We currently operate about four file servers, all running Windows Server 2008 R2.
Until now, we have used the Windows internal file search (aka “Indexing options”) and this worked OK and found all files without problems. Now a new universal search is rolled out, which means all file servers will be remotely scanned by the crawler using the user DaCrawler. No local crawler will be installed on the file server.
The crawler connects with a given user to our file server and needs read-only access to all files and folders for the shares we have created. However, there are about 350k folders with 2,7M files just on our main server and a lot of custom DACLs are in place. Especially, there is no root DACL in place that applies to all folders or files.

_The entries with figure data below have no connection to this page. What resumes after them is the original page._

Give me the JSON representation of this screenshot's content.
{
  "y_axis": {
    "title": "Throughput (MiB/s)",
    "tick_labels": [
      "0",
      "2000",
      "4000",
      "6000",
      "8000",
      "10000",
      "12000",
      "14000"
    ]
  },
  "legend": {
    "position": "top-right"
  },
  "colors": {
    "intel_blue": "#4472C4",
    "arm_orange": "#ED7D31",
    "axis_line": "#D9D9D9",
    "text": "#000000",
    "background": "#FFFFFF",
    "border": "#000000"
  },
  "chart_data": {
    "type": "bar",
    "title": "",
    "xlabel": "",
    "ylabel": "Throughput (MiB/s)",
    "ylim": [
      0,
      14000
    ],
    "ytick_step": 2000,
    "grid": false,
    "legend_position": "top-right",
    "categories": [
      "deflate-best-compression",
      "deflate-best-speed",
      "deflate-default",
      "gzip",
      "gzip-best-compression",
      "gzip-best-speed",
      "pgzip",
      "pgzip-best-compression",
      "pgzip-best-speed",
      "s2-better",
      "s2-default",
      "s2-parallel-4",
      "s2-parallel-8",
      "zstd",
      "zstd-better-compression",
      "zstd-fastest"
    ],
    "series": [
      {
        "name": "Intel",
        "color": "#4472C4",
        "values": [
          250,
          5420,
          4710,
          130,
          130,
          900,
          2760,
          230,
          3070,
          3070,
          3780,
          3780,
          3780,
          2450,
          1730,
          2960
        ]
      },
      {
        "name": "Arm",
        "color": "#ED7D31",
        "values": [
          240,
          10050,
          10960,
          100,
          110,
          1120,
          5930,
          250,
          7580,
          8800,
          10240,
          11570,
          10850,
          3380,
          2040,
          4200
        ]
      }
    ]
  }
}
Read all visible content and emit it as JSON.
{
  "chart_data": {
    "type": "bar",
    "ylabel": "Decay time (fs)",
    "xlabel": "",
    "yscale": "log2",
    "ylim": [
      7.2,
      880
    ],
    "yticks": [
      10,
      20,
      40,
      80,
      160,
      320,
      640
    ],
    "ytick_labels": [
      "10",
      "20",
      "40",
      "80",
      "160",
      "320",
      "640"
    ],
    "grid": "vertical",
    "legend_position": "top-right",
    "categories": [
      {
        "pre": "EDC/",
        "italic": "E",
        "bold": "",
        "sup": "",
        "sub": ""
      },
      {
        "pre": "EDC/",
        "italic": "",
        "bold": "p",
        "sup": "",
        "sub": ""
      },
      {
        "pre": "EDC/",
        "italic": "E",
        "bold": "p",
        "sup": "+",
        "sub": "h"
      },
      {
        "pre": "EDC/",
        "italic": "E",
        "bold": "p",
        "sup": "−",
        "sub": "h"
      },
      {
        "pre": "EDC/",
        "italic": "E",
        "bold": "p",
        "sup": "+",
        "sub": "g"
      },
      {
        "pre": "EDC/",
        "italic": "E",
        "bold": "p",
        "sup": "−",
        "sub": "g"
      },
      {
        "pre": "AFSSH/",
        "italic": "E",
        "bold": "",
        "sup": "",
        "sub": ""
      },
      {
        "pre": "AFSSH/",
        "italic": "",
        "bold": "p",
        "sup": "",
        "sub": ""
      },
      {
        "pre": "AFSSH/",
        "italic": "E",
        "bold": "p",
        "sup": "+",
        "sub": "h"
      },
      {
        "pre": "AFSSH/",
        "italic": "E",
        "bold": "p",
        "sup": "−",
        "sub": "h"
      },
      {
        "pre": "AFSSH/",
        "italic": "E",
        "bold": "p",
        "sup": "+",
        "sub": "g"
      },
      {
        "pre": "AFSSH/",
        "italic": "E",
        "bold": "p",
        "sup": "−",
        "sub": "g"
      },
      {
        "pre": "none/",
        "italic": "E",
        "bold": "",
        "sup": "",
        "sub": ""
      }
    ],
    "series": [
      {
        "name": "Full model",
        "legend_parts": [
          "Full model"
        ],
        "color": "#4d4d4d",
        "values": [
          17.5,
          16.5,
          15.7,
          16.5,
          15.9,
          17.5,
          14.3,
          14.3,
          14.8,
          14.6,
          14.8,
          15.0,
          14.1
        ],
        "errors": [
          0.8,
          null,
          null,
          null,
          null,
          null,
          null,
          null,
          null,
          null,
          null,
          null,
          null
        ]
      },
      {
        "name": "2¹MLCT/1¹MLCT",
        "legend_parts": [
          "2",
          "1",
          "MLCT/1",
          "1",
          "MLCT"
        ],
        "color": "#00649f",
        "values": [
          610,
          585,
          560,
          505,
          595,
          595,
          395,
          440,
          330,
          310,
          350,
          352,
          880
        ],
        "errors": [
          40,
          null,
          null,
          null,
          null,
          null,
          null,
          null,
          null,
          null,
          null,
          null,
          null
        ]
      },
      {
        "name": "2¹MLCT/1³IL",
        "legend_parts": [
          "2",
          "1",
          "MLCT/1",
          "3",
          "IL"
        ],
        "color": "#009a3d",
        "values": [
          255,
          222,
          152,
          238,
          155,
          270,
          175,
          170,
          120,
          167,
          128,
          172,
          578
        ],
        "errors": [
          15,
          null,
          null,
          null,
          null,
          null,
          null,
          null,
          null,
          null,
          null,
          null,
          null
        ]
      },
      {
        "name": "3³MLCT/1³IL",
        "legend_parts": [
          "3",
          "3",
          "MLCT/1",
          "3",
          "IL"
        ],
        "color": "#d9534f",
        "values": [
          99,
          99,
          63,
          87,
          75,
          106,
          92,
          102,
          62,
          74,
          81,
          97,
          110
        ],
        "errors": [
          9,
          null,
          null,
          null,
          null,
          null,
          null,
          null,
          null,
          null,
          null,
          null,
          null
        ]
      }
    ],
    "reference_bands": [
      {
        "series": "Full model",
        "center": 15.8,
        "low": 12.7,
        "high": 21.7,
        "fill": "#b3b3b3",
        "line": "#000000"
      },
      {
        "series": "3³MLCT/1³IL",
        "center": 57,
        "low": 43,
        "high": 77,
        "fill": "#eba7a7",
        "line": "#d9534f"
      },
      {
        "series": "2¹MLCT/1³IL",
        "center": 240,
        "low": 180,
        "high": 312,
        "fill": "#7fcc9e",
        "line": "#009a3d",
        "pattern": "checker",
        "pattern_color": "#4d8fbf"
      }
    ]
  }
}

The only idea I have to so far is to give the DaCrawler read-only access by using SetACL and add it to each any every DACL that might exist (I ignore ICACLS because I think SetACL is easier to use).
First, I set the DACL of all folders to include READ_EX permissions for DaCrawler
SetACL -on C:\Test -ot file -actn ace -ace "n:ACME\DaCrawler;p:read_ex;i:so,sc;m:grant" -rec cont
This works fine, and no explicit permissions are created if they are not necessary:
If there are files with explicit permissions, their DACL is not changed so I repeat the command, this time for files only:
SetACL -on C:\Test -ot file -actn ace -ace "n:ACME\DaCrawler;p:read_ex;i:so,sc;m:grant" -rec obj
However, this causes SetACL to create explicit permissions for each and every file even if the file did not have a explicit permission before and the folder permission would be enough:
This means, I can either decide to apply the changes only to folders which might make some files inaccessible to the crawler, or create 2,7M explicit permissions.
Is there are better way to do this? Is my approach with changing the DACLs wrong and a more efficient way exist?